Hoja verde
Corrido a la muerte de Chalo Vázquez
Enlutada la mujer que vende enchiladas, con la mano izquierda sobre la boca como un tapón suavizó su voz, soltó la verdad que la ahogaba. El silencio en el pueblo, nunca como antes, visiblemente, la atormentaba.
Hacía horas que yo había llegado al lugar. Antes había saludado a los hombres que descansan sentados sobre el pretil de una casa vieja que se encuentra en el corazón de Huazolo… Huazolotitlán, Oaxaca.
Fuman cigarrillos baratos de caja, todas las tarde hasta que entra la noche, descansan. A falta de Historia cuentan sus historias que harán la Historia en un pueblo donde no llegan los periódicos, ni los llamados periodistas escriben sobre lo que allí ocurre.
Lo más parecido a un medio de comunicación son las bocinas Radson que anuncian todo, desde la imprevista muerte de alguno de los habitantes del pueblo, la pérdida de un celular y su “buena recompensa” a quien lo encuentre, hasta una larga y previsible carta de antojitos que se ofrecen en el domicilio de las vendedoras de siempre y que pomposamente se canta en el sonido, en la lengua de Castilla y en mixteco, que “en casa de la señora tal se venden unas deliciosos tamales de tichinda en hoja de totomoxtle…”.
Así es Huazolo, donde las bocinas han formado la cultura musical, en el ruido más agudo e intenso a más de cuatro generaciones.
Muchos años antes de la llegada de la luz eléctrica, ya había trompetas al aire o sobre los techos de tejas de las casas que cantaban música grabada en acetatos de 33 rpm (revoluciones por minuto) las que funcionaban con motores de gasolina que generaban débiles impulsos eléctricos suficientes para sacar de la monotonía a los habitantes de este pequeño mundo que se desviven año con año, ver llegar a mayo, para escuchar el canto de los cenzontles que anuncian las lluvias.
Bueno, ese día, como las tres jornadas pasadas, las bocinas guardaban un extraño ruido silencioso. Una ausencia de cotidianidad que les había comido la lengua a todos.
Ese ambiente triste que se respira en el aire y se huele a distancia como la muerte hasta provocar escalofríos inició la mañana del Día del niño.
Sí, el lunes 30 de abril, a las 10, dos horas antes de que las campañas de la iglesia llamaran a misa matinal, cuando un matón a sueldo le hizo tres disparos por la espalda al alcalde constitucional del pueblo (equivalente a síndico en otras partes), el señor Gonzalo Vázquez Jiménez, El Chalo, como se le conocía a este hombre de bien y guardián de las tradiciones del pueblo ñuu savi.
Dicen los que vieron, que a los desconocidos que preguntan les responden que “ellos no vieron nada”, a los de casa, “nomás no vayas a decir que yo te dije”, que los tiros sonaron como cohetillos de China y al volver la vista hacia el lugar del ruido vieron humo sobre la espalda de un hombre que con la muerte a cuestas, camino aún unos 10 metros rumbo a la casa del presidente municipal, hasta que se derrumbó.
Y ahí estuvo agonizando, sin ayuda médica, de nadie más que la de algunas vecinas que le acompañaron en los últimos momentos de vida de este hombre bueno que deja mujer e hijos frente al infortunio.

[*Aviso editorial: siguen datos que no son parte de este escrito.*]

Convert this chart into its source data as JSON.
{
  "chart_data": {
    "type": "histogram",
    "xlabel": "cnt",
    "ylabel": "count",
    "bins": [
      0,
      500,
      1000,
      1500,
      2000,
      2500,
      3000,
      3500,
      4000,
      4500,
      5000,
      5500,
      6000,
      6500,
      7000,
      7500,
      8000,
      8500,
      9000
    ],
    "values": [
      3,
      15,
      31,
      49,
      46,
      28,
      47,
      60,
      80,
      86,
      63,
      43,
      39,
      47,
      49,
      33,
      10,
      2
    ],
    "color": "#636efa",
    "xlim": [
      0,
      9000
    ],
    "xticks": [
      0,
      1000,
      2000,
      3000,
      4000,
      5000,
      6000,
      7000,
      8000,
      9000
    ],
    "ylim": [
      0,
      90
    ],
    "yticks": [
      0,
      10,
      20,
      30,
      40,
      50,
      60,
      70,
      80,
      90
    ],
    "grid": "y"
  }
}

Una hora tirado con su muerte bajo el sol.
Los hombres del pueblo no quieren hablar sobre lo que saben y comentan en voz baja. Ante extraños guardan silencio. Nadie quiere poner el dedo aunque las manos invisibles señalan al culpable, al autor intelectual de esta falta contra Dios y contra un hombre.
El culpable tiene nombre, tiene rostro, que el miedo pretende desvanecer para no olvidar.
La señora enlutada, rompiendo el silencio, con puro sentido común ofrece una línea de investigación que el Ministerio Público no investiga, sólo hace papeles, pone precio al muerto, escarba para esconder la verdad.
–¡Es la maldición del dinero… de la ambición, el poder y la pudrición!
Se persignó. Empujada por el viento que soplaba suave se fue, se perdió entre los escombros de las casas de adobe derrumbadas por el temblor de febrero.